A consciência das dores, das amarras, nas circunstâncias também externas – do contexto social e político, por exemplo – que nos afetam e nos causam incômodo, desconforto, ausência de nós mesmos, da nossa verdade. 

Então, como bem citado no artigo, “Desamparo e sociedade capitalista: o que a psicologia tem a dizer?”, talvez ‘o maior contributo da psicologia resida em seu potencial educativo, pelo qual possa operar a serviço da formação e ampliação da consciência humana’. 

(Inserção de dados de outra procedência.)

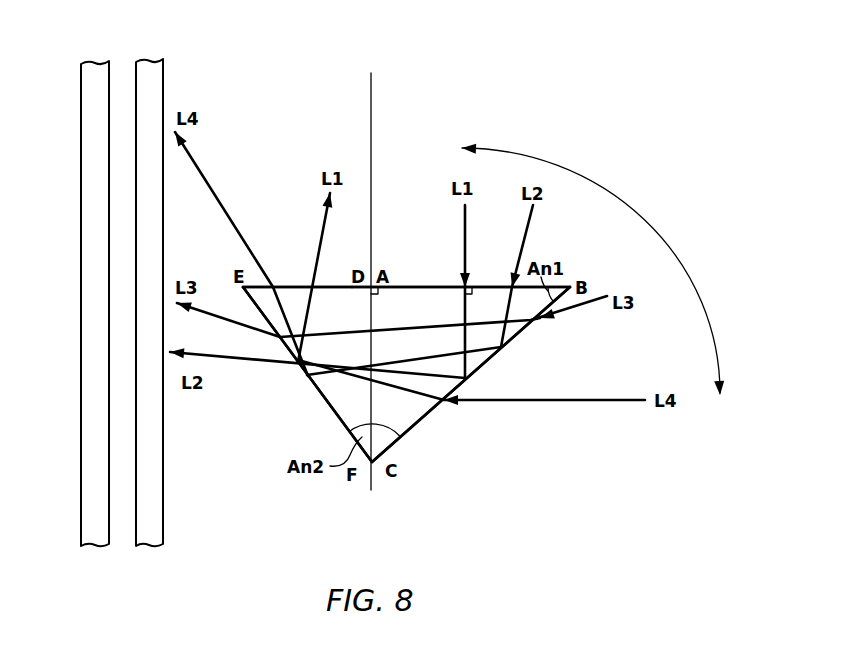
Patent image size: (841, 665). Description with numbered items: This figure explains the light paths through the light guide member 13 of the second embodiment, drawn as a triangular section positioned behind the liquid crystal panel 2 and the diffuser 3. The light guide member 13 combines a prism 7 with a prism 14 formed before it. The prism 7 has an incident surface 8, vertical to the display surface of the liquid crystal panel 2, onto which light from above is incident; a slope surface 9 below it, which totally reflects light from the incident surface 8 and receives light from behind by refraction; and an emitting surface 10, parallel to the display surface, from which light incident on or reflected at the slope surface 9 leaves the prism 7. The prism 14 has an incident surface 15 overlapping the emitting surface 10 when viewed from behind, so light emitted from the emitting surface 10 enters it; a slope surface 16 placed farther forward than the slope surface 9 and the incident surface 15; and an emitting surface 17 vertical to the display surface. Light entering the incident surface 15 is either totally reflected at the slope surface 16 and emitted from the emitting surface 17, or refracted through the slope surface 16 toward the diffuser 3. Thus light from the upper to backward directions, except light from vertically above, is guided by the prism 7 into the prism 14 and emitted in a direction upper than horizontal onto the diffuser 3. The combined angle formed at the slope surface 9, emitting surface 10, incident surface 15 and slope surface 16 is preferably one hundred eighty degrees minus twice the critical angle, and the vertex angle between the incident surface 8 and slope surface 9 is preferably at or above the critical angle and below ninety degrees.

The liquid crystal panel 2 is at (88, 62).
The diffuser 3 is at (147, 60).
The prism 7 is at (393, 297).
The incident surface 8 is at (422, 286).
The slope surface 9 is at (432, 407).
The emitting surface 10 is at (372, 393).
The light guide member 13 is at (407, 163).
The prism 14 is at (335, 286).
The incident surface 15 is at (330, 411).
The slope surface 16 is at (310, 386).
The emitting surface 17 is at (294, 286).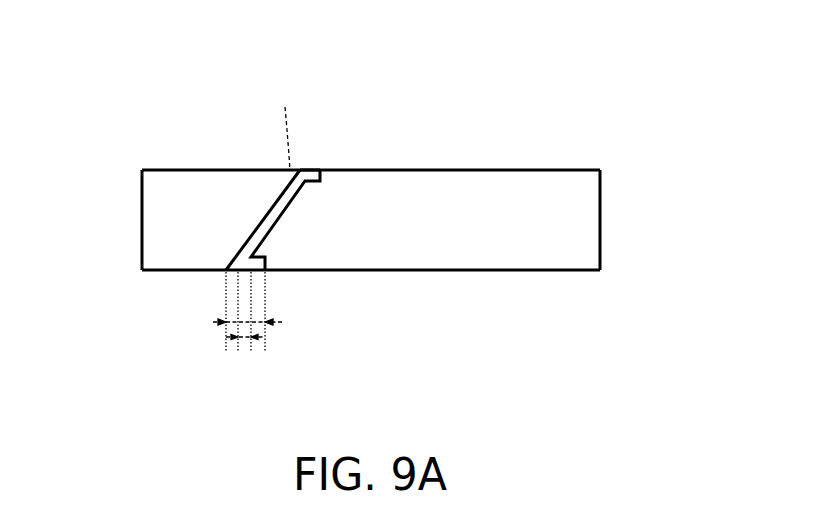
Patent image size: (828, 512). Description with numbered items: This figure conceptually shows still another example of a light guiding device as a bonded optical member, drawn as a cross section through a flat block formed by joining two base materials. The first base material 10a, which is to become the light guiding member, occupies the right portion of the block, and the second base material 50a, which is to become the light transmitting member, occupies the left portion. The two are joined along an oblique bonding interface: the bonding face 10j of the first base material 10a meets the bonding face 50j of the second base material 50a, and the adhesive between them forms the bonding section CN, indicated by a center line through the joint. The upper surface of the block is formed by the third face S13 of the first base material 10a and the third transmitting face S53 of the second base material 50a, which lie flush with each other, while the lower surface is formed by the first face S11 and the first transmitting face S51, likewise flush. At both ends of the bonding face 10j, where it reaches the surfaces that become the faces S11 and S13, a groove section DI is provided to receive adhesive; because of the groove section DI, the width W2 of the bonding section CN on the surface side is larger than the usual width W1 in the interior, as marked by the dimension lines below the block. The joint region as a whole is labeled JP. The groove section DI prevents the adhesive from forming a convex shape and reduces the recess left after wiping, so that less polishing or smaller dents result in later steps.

The first base material 10a is at (484, 232).
The bonding face 10j is at (292, 197).
The second base material 50a is at (168, 217).
The bonding face 50j is at (258, 252).
The joint part of joined body 20 JP is at (307, 164).
The first face S11 is at (378, 270).
The third face S13 is at (382, 171).
The first transmitting face S51 is at (167, 270).
The third transmitting face S53 is at (157, 170).
The bonding section CN is at (279, 125).
The groove section DI is at (314, 166).
The usual width W1 is at (270, 327).
The width on the surface side W2 is at (243, 342).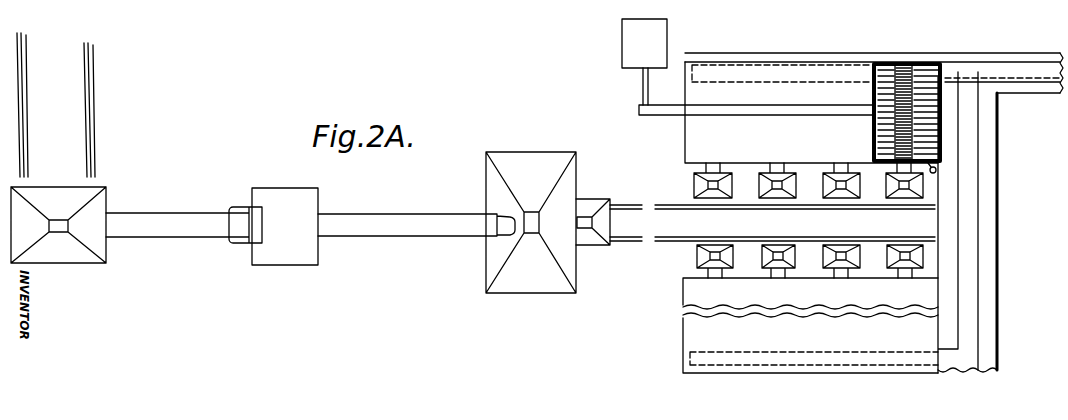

Mas, uma ressalva importante aqui. Não falo da psicologia que se identifica ou reproduz o “ideal de conscientização” tal como presente na psicologia burguesa desde as suas origens. Mas sim de uma prática voltada ao que Leontiev denominou como “consciência sobre si” e “autoconsciência”, pois abarca e considera as características externas e internas e as relações sociais nas quais estamos inseridos. 

Assim, defendo uma Psicoterapia que não se fecha em algo exclusivamente individual, pessoal, mas sim uma Psicoterapia que integra as pessoas às condições do mundo que as rodeiam. No nosso caso, do mundo contemporâneo, dos excessos, do imediatismo e da alienação.

Ao ter esse contato consciente e que se expande para além de si mesmo, as pessoas têm a possibilidade de reconhecerem a realidade presente e mais ampla ao passo em que a reconhecem a si mesmas. A partir disso, é possível fazer escolhas, percorrer caminhos e trilhas com mais consciência e autonomia. 

Quais convites a Psicoterapia nos faz?

A Psicoterapia, como disse anteriormente, é um processo de escuta, atenta e acolhedora, que não julga, e que permite que as pessoas se encontrem e se compreendam como seres em desenvolvimento e em movimento.

Assim, diante da compreensão de si e do acesso à expansão de consciência, o processo da terapia nos convida e proporciona escolhas. E, para falar sobre isso, gosto muito de citar o poema da Cecília Meireles “Ou isto, ou aquilo”:

Ou se tem chuva e não se tem sol,
ou se tem sol e não se tem chuva!

Ou se calça a luva e não se põe o anel,
ou se põe o anel e não se calça a luva!

Quem sobe nos ares não fica no chão,
quem fica no chão não sobe nos ares.

É uma grande pena que não se possa
estar ao mesmo tempo nos dois lugares!

Ou guardo o dinheiro e não compro o doce,
ou compro o doce e gasto o dinheiro.

Ou isto ou aquilo: ou isto ou aquilo…
e vivo escolhendo o dia inteiro!

Não sei se brinco, não sei se estudo,
se saio correndo ou fico tranquilo.

Mas não consegui entender ainda
qual é melhor: se é isto ou aquilo.

Cecília Meireles

As dúvidas são inerentes aos seres humanos, assim como as ausências. Somos dúvidas e, em geral, não há resposta certa. Há escolhas que podemos fazer de forma consciente ou não. A partir delas, teremos de lidar com seus desdobramentos – consequências me soam como punição – e com as ausências provocadas por não termos feito a outra escolha. 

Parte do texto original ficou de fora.